I often think of death when I’m at the gym, but not my own.  It’s not exactly that I’m wishing actual death on anyone.  It’s more like that commercial where an unwanted nuisance just goes “poof!”  There go those muscled-up guys who wear sweatbands and flex the tattoos on their biceps.  No more toned young women with ponytails and other things bouncing.  Abracadabra!  It’s satisfying. 

And I guess some might say I dramatize my near-death experiences in the U-Jam class.  Maybe I don’t have to bend from the waist and gulp oxygen quite so often.  No true need to hold up my hand for all to pause and watch as I declare my imminent end.  OK.  Whatever.  You try U-Jam. 

But I’m not preoccupied.  I’m not!  It’s natural to think about death and dying every day, isn’t it?  Admit it.  I’m not the only one. 

My center for rationalization has kicked in to assure me that we all do it – we all think of our own unraveling. 

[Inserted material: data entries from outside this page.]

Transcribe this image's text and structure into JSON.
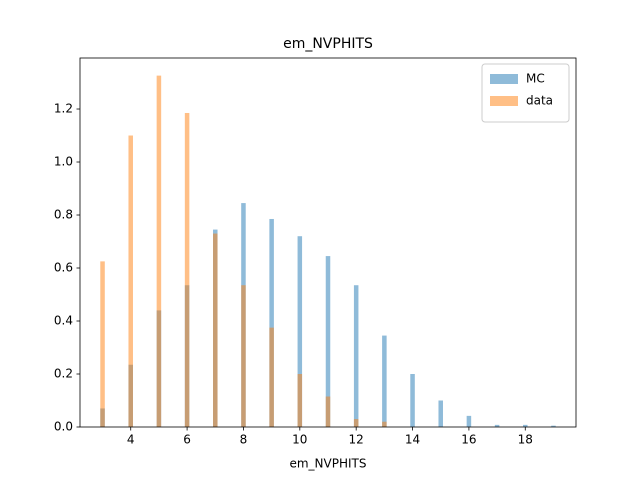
{
  "chart_data": {
    "type": "bar",
    "title": "em_NVPHITS",
    "x_label": "em_NVPHITS",
    "x": [
      3,
      4,
      5,
      6,
      7,
      8,
      9,
      10,
      11,
      12,
      13,
      14,
      15,
      16,
      17,
      18,
      19
    ],
    "series": [
      {
        "name": "MC",
        "color": "#1f77b4",
        "values": [
          0.07,
          0.235,
          0.44,
          0.535,
          0.745,
          0.845,
          0.785,
          0.72,
          0.645,
          0.535,
          0.345,
          0.2,
          0.1,
          0.042,
          0.008,
          0.008,
          0.005
        ]
      },
      {
        "name": "data",
        "color": "#ff7f0e",
        "values": [
          0.625,
          1.1,
          1.326,
          1.185,
          0.73,
          0.535,
          0.375,
          0.2,
          0.115,
          0.03,
          0.02,
          0,
          0,
          0,
          0,
          0,
          0
        ]
      }
    ],
    "xlim": [
      2.2,
      19.8
    ],
    "xticks": [
      4,
      6,
      8,
      10,
      12,
      14,
      16,
      18
    ],
    "ylim": [
      0,
      1.3925
    ],
    "yticks": [
      {
        "value": 0,
        "label": "0.0"
      },
      {
        "value": 0.2,
        "label": "0.2"
      },
      {
        "value": 0.4,
        "label": "0.4"
      },
      {
        "value": 0.6,
        "label": "0.6"
      },
      {
        "value": 0.8,
        "label": "0.8"
      },
      {
        "value": 1.0,
        "label": "1.0"
      },
      {
        "value": 1.2,
        "label": "1.2"
      }
    ],
    "legend": "upper right",
    "grid": false
  }
}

I figure it’s a common train of thought or we wouldn’t have so many euphemisms for “passing away.”  You know, like the Eskimos and snow.  Or, MontyPython and the parrot.  

Or, maybe it’s unique to of those of us who’ve crossed a particular threshold:  More yesterdays than tomorrows.  A person occupying that spot on the timeline of life can’t help thinking about, you know, let’s see…what’s a gentle way of putting it - joining the crowd invisible (my own personal favorite nickname for “going to meet your maker”).   

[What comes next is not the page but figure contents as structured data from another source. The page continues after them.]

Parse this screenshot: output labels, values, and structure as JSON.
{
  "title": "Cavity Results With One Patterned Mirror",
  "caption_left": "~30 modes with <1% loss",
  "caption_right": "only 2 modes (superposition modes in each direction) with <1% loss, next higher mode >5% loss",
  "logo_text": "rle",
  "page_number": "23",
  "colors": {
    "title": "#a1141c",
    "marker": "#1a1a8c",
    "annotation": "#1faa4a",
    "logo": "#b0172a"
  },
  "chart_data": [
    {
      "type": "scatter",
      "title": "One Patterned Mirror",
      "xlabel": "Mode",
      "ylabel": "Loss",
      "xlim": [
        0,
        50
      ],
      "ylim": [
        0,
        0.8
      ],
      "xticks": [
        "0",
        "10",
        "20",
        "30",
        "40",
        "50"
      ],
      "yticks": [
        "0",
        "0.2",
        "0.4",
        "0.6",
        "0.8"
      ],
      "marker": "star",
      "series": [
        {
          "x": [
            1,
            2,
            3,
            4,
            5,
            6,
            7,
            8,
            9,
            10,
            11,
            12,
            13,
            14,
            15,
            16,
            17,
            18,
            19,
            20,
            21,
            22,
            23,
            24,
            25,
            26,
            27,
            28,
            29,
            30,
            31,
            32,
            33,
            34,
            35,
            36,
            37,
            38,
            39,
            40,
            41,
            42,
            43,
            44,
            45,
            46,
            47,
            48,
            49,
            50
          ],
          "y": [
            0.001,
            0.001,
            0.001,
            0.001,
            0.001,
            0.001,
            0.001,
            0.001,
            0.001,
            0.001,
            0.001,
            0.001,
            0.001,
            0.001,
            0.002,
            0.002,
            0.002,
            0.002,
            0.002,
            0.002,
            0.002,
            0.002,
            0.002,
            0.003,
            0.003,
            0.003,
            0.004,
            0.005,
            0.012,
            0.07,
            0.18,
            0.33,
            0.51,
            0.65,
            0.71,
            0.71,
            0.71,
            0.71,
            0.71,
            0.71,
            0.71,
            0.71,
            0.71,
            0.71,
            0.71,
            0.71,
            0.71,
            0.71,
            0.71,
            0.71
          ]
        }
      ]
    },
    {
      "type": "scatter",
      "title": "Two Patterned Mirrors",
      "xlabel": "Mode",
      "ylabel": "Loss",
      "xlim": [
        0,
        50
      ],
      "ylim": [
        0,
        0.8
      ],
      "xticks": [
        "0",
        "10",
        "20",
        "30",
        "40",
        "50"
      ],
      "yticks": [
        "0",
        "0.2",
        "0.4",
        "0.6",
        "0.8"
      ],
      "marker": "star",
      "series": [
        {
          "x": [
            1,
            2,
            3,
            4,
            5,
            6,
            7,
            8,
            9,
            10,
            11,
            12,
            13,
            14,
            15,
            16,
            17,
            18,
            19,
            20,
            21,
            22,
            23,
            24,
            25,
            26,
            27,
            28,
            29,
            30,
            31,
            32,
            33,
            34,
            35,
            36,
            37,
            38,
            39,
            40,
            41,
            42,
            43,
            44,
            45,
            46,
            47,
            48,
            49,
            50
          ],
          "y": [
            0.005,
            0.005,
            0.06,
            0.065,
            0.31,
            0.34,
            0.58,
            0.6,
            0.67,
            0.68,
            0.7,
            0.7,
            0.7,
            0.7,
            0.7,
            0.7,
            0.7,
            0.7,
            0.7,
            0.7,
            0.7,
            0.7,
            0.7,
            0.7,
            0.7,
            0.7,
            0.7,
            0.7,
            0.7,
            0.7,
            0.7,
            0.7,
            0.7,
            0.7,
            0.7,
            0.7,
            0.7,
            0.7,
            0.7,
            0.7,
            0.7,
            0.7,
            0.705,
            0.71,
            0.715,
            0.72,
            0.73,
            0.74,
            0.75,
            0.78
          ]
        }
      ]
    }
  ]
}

An upbeat tidbit in the life-and-death dilemma comes from DiscoverMagazine’s online edition.  They report that reverse aging is not a physical impossibility, but merely a technological challenge. 

So, it appears that baby booming lab geeks are also mulling over the phenomenon of expiration.  They’re no doubt working on some kind of gadget we’ll clamp onto our heads to regenerate tired old sagging cell structure and pink up the gray matter.  Or maybe they’ll invent an immortality pill.  Either way.   

Perhaps they’ll wrap us in aluminum foil like Miles Monroe in “Sleeper” and freeze dry us in anticipation of death defying scientific innovation. 

I figure it’ll be a metabolism thingamajig.  Discover says a lifetime spans 1.5 billion heartbeats, give or take.  That’s true for any and all living beings.  Humming birds, grizzly bears, retired high school principals…all the same.  Critters with shorter lifespans just get their 1.5 billion in a lot faster than the rest of us.  So logically, all we need is an H.G. Wells sort of slow everything down pacemaker.  

The guy in the article actually said that he doesn’t expect to live forever, but when it comes to his grandkids “all bets are off!”   

Ha ha ha!  It’s just so much fun not to fret over the inevitable. 

Oh well.  There’s no point in getting morbid about it.   

After all, even when we do tuck it in, there’s always the pizza.